Current Comparison Outcome
- Top curated-corpus accuracy tie:
score (0.929), pipeline (0.929).
- The runtime default stays
heuristic as the core baseline while experiments compete under the shared contract. Current curated counters: fp=2, fn=0.
pipeline is the leading experimental candidate when latency matters (20.59 ns/eval), but it still misses room_mono_confident_refresh.
score stays as the conservative experiment with curated counters fp=0, fn=1.
- No experimental policy is promoted into
core yet. The gate for adoption is replaying the same policy on real TUM/EuRoC traces, not just the curated scenario corpus.
Real Trace Status
- Real-trace replay has not been generated yet. Run
bash scripts/eval_reference_policies.sh before changing the default policy.

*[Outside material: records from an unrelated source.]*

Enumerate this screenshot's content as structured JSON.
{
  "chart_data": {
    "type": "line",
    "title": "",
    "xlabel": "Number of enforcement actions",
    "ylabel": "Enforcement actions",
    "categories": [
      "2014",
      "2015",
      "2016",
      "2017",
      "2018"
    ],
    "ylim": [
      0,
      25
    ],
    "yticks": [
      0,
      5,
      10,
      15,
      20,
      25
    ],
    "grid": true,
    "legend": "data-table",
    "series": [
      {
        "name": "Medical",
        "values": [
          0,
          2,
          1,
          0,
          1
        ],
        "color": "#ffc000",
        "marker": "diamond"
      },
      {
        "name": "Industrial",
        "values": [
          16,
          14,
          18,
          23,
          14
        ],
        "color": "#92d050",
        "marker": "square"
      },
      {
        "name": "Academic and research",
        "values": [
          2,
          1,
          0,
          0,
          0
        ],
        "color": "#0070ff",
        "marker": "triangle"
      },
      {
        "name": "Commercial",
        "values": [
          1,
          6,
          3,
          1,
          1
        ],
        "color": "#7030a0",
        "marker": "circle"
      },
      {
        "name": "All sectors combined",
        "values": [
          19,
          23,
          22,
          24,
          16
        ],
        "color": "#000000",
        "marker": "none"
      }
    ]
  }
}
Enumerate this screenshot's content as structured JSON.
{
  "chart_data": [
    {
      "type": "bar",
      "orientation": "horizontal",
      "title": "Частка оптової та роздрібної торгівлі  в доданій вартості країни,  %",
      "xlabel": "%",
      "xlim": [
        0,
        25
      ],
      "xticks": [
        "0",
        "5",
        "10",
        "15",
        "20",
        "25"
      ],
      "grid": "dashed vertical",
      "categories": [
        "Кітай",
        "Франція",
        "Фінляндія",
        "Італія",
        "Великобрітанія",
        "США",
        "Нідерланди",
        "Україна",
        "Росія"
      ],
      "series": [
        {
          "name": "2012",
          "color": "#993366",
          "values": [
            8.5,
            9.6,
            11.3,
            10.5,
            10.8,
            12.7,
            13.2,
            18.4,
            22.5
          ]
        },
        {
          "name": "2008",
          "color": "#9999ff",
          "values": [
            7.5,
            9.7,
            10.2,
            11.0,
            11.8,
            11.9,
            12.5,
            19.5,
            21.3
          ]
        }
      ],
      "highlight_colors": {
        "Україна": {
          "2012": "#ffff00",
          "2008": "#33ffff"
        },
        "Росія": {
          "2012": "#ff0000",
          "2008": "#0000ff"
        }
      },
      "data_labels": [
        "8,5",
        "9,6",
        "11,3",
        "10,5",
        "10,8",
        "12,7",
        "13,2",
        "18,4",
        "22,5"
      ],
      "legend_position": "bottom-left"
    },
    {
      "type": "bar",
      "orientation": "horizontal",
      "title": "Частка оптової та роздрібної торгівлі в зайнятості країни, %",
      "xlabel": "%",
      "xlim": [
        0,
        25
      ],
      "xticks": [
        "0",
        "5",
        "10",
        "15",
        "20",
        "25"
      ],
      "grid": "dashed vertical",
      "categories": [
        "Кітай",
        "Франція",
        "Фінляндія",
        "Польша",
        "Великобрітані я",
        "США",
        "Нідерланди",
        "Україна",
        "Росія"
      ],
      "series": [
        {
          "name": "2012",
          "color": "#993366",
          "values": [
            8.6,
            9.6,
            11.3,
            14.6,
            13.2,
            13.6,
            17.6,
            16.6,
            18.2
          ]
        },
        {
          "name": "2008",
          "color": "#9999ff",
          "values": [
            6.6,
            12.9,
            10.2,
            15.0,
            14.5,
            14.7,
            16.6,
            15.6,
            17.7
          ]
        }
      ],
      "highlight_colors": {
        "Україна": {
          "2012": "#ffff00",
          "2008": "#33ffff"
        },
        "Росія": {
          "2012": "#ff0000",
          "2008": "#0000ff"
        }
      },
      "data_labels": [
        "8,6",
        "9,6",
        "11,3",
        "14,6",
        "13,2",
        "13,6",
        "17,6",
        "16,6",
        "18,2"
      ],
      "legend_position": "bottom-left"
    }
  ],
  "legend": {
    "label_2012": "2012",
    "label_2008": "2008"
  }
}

Full Replay Stability Gate
- Full repeat-2 with
--repro-eval: heuristic=0.092±0.079, score=0.093±0.080, pipeline=0.107±0.117.
- Repeat-2 mode winners on the full bounded corpus:
depth=heuristic, depth_accel=score, mono=score.
- Worst full-corpus variance is
room_mono_head/score with std=0.080.
- No single policy dominates every mode under repeat replay, so the default stays in
core and the experiments remain policy candidates instead of migrations.
Room Hotspot Status
- Room-only repeat-2 with
--repro-eval: heuristic=0.161±0.104, score=0.160±0.101, pipeline=0.160±0.105.
- Room-only mode winners:
depth_accel=score, mono=pipeline.
- Worst room-only variance is
room_mono_head/pipeline with std=0.107.
- The room hotspot still does not justify a universal migration. It shows that
pipeline can win locally on room windows while the full-corpus repeat gate still favors score overall.
Rejected For Now
- Broad abstract refactors of
tracking are still off the table. Only decision seams with comparable inputs and metrics graduate into core.
- A single canonical implementation is also off the table.
score and pipeline stay intentionally discardable under src/experiments/.